In 1769, tenants of the hacienda together with the cabezas de barangay completed the relocation of their houses into a reducción. This forced resettlement was common in the Spanish Empire, with people placed “bajo de las campanas” (“under the bells”, i.e., within hearing distance of church bells) to facilitate both evangelisation and the enforcement of Spanish authority. Those who resisted living within reducción settlements were locally called “taong labás” (“people outside”), a term which often held connotations of lawlessness.

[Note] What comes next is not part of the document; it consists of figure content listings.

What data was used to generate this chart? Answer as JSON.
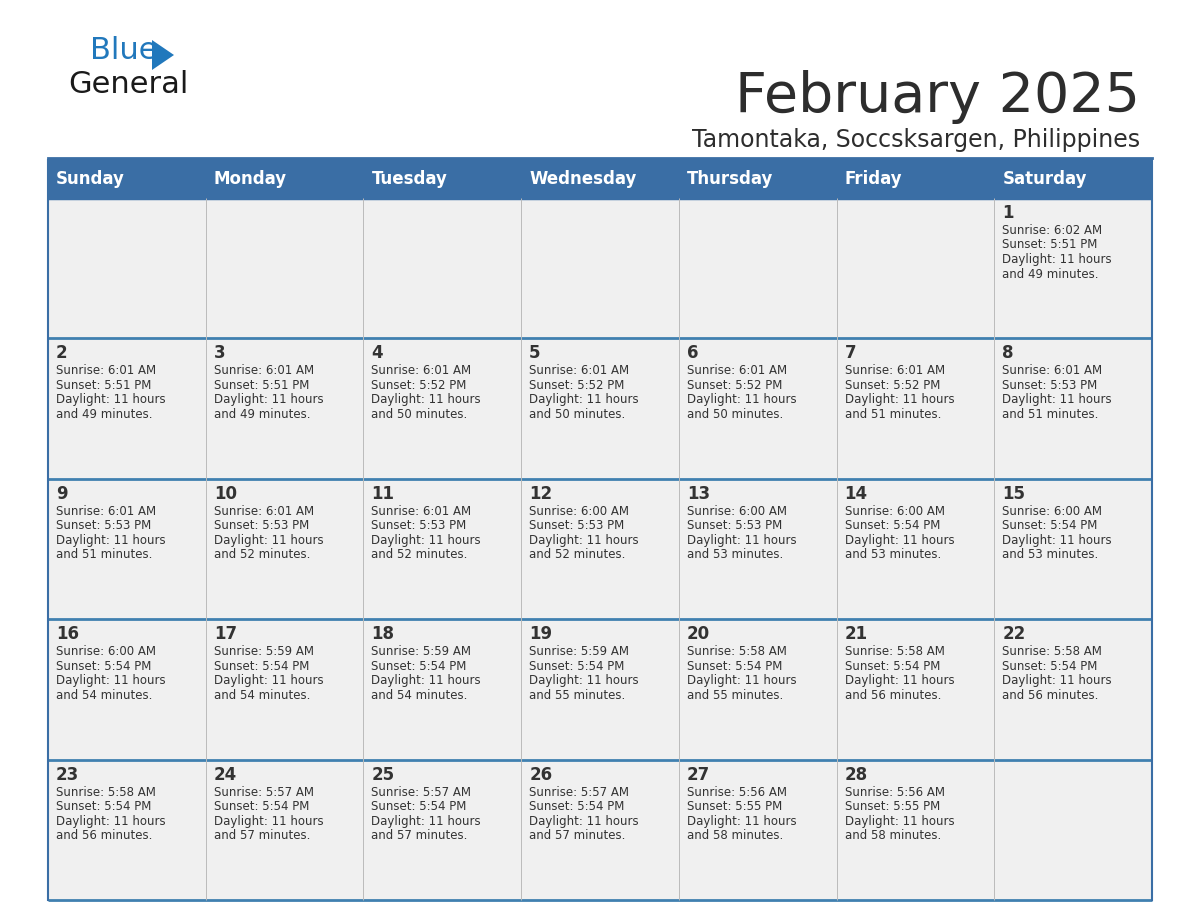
{
  "title": "February 2025",
  "subtitle": "Tamontaka, Soccsksargen, Philippines",
  "header_color": "#3A6EA5",
  "header_text_color": "#FFFFFF",
  "days_of_week": [
    "Sunday",
    "Monday",
    "Tuesday",
    "Wednesday",
    "Thursday",
    "Friday",
    "Saturday"
  ],
  "background_color": "#FFFFFF",
  "cell_bg_color": "#F0F0F0",
  "border_color": "#3A6EA5",
  "separator_color": "#4080B0",
  "day_number_color": "#333333",
  "info_text_color": "#333333",
  "calendar_data": [
    [
      null,
      null,
      null,
      null,
      null,
      null,
      {
        "day": "1",
        "sunrise": "6:02 AM",
        "sunset": "5:51 PM",
        "daylight_h": "11 hours",
        "daylight_m": "and 49 minutes."
      }
    ],
    [
      {
        "day": "2",
        "sunrise": "6:01 AM",
        "sunset": "5:51 PM",
        "daylight_h": "11 hours",
        "daylight_m": "and 49 minutes."
      },
      {
        "day": "3",
        "sunrise": "6:01 AM",
        "sunset": "5:51 PM",
        "daylight_h": "11 hours",
        "daylight_m": "and 49 minutes."
      },
      {
        "day": "4",
        "sunrise": "6:01 AM",
        "sunset": "5:52 PM",
        "daylight_h": "11 hours",
        "daylight_m": "and 50 minutes."
      },
      {
        "day": "5",
        "sunrise": "6:01 AM",
        "sunset": "5:52 PM",
        "daylight_h": "11 hours",
        "daylight_m": "and 50 minutes."
      },
      {
        "day": "6",
        "sunrise": "6:01 AM",
        "sunset": "5:52 PM",
        "daylight_h": "11 hours",
        "daylight_m": "and 50 minutes."
      },
      {
        "day": "7",
        "sunrise": "6:01 AM",
        "sunset": "5:52 PM",
        "daylight_h": "11 hours",
        "daylight_m": "and 51 minutes."
      },
      {
        "day": "8",
        "sunrise": "6:01 AM",
        "sunset": "5:53 PM",
        "daylight_h": "11 hours",
        "daylight_m": "and 51 minutes."
      }
    ],
    [
      {
        "day": "9",
        "sunrise": "6:01 AM",
        "sunset": "5:53 PM",
        "daylight_h": "11 hours",
        "daylight_m": "and 51 minutes."
      },
      {
        "day": "10",
        "sunrise": "6:01 AM",
        "sunset": "5:53 PM",
        "daylight_h": "11 hours",
        "daylight_m": "and 52 minutes."
      },
      {
        "day": "11",
        "sunrise": "6:01 AM",
        "sunset": "5:53 PM",
        "daylight_h": "11 hours",
        "daylight_m": "and 52 minutes."
      },
      {
        "day": "12",
        "sunrise": "6:00 AM",
        "sunset": "5:53 PM",
        "daylight_h": "11 hours",
        "daylight_m": "and 52 minutes."
      },
      {
        "day": "13",
        "sunrise": "6:00 AM",
        "sunset": "5:53 PM",
        "daylight_h": "11 hours",
        "daylight_m": "and 53 minutes."
      },
      {
        "day": "14",
        "sunrise": "6:00 AM",
        "sunset": "5:54 PM",
        "daylight_h": "11 hours",
        "daylight_m": "and 53 minutes."
      },
      {
        "day": "15",
        "sunrise": "6:00 AM",
        "sunset": "5:54 PM",
        "daylight_h": "11 hours",
        "daylight_m": "and 53 minutes."
      }
    ],
    [
      {
        "day": "16",
        "sunrise": "6:00 AM",
        "sunset": "5:54 PM",
        "daylight_h": "11 hours",
        "daylight_m": "and 54 minutes."
      },
      {
        "day": "17",
        "sunrise": "5:59 AM",
        "sunset": "5:54 PM",
        "daylight_h": "11 hours",
        "daylight_m": "and 54 minutes."
      },
      {
        "day": "18",
        "sunrise": "5:59 AM",
        "sunset": "5:54 PM",
        "daylight_h": "11 hours",
        "daylight_m": "and 54 minutes."
      },
      {
        "day": "19",
        "sunrise": "5:59 AM",
        "sunset": "5:54 PM",
        "daylight_h": "11 hours",
        "daylight_m": "and 55 minutes."
      },
      {
        "day": "20",
        "sunrise": "5:58 AM",
        "sunset": "5:54 PM",
        "daylight_h": "11 hours",
        "daylight_m": "and 55 minutes."
      },
      {
        "day": "21",
        "sunrise": "5:58 AM",
        "sunset": "5:54 PM",
        "daylight_h": "11 hours",
        "daylight_m": "and 56 minutes."
      },
      {
        "day": "22",
        "sunrise": "5:58 AM",
        "sunset": "5:54 PM",
        "daylight_h": "11 hours",
        "daylight_m": "and 56 minutes."
      }
    ],
    [
      {
        "day": "23",
        "sunrise": "5:58 AM",
        "sunset": "5:54 PM",
        "daylight_h": "11 hours",
        "daylight_m": "and 56 minutes."
      },
      {
        "day": "24",
        "sunrise": "5:57 AM",
        "sunset": "5:54 PM",
        "daylight_h": "11 hours",
        "daylight_m": "and 57 minutes."
      },
      {
        "day": "25",
        "sunrise": "5:57 AM",
        "sunset": "5:54 PM",
        "daylight_h": "11 hours",
        "daylight_m": "and 57 minutes."
      },
      {
        "day": "26",
        "sunrise": "5:57 AM",
        "sunset": "5:54 PM",
        "daylight_h": "11 hours",
        "daylight_m": "and 57 minutes."
      },
      {
        "day": "27",
        "sunrise": "5:56 AM",
        "sunset": "5:55 PM",
        "daylight_h": "11 hours",
        "daylight_m": "and 58 minutes."
      },
      {
        "day": "28",
        "sunrise": "5:56 AM",
        "sunset": "5:55 PM",
        "daylight_h": "11 hours",
        "daylight_m": "and 58 minutes."
      },
      null
    ]
  ],
  "logo_color_general": "#1A1A1A",
  "logo_color_blue": "#2178BC",
  "logo_triangle_color": "#2178BC",
  "title_color": "#2D2D2D",
  "subtitle_color": "#2D2D2D"
}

With the establishment of the Recollect church, the people of Imus gained religious emancipation from the Jesuit-run parish of Cavite el Viejo. The Recollects, however, would not be content: in 1774, Recollect friar Pedro San Buenaventura, petitioned the government to "separate the inquilinos of Imus from the political jurisdiction of the government of Cavite el Viejo." After a considerable wait, the petition was granted, and Imus became an independent municipality on 3 October 1795, exactly nine days before the Feast of Our Lady of the Pillar.

==Canonical coronation==
Pope Benedict XVI in 2011 acknowledged the petition and miraculous claims of devotees, authorizing the coronation of the image via a papal bull. The canonical coronation was carried out on 3 December 2012 in Imus Cathedral by Cardinal Luis Antonio Tagle, coinciding with celebrations of the diocese’s golden jubilee.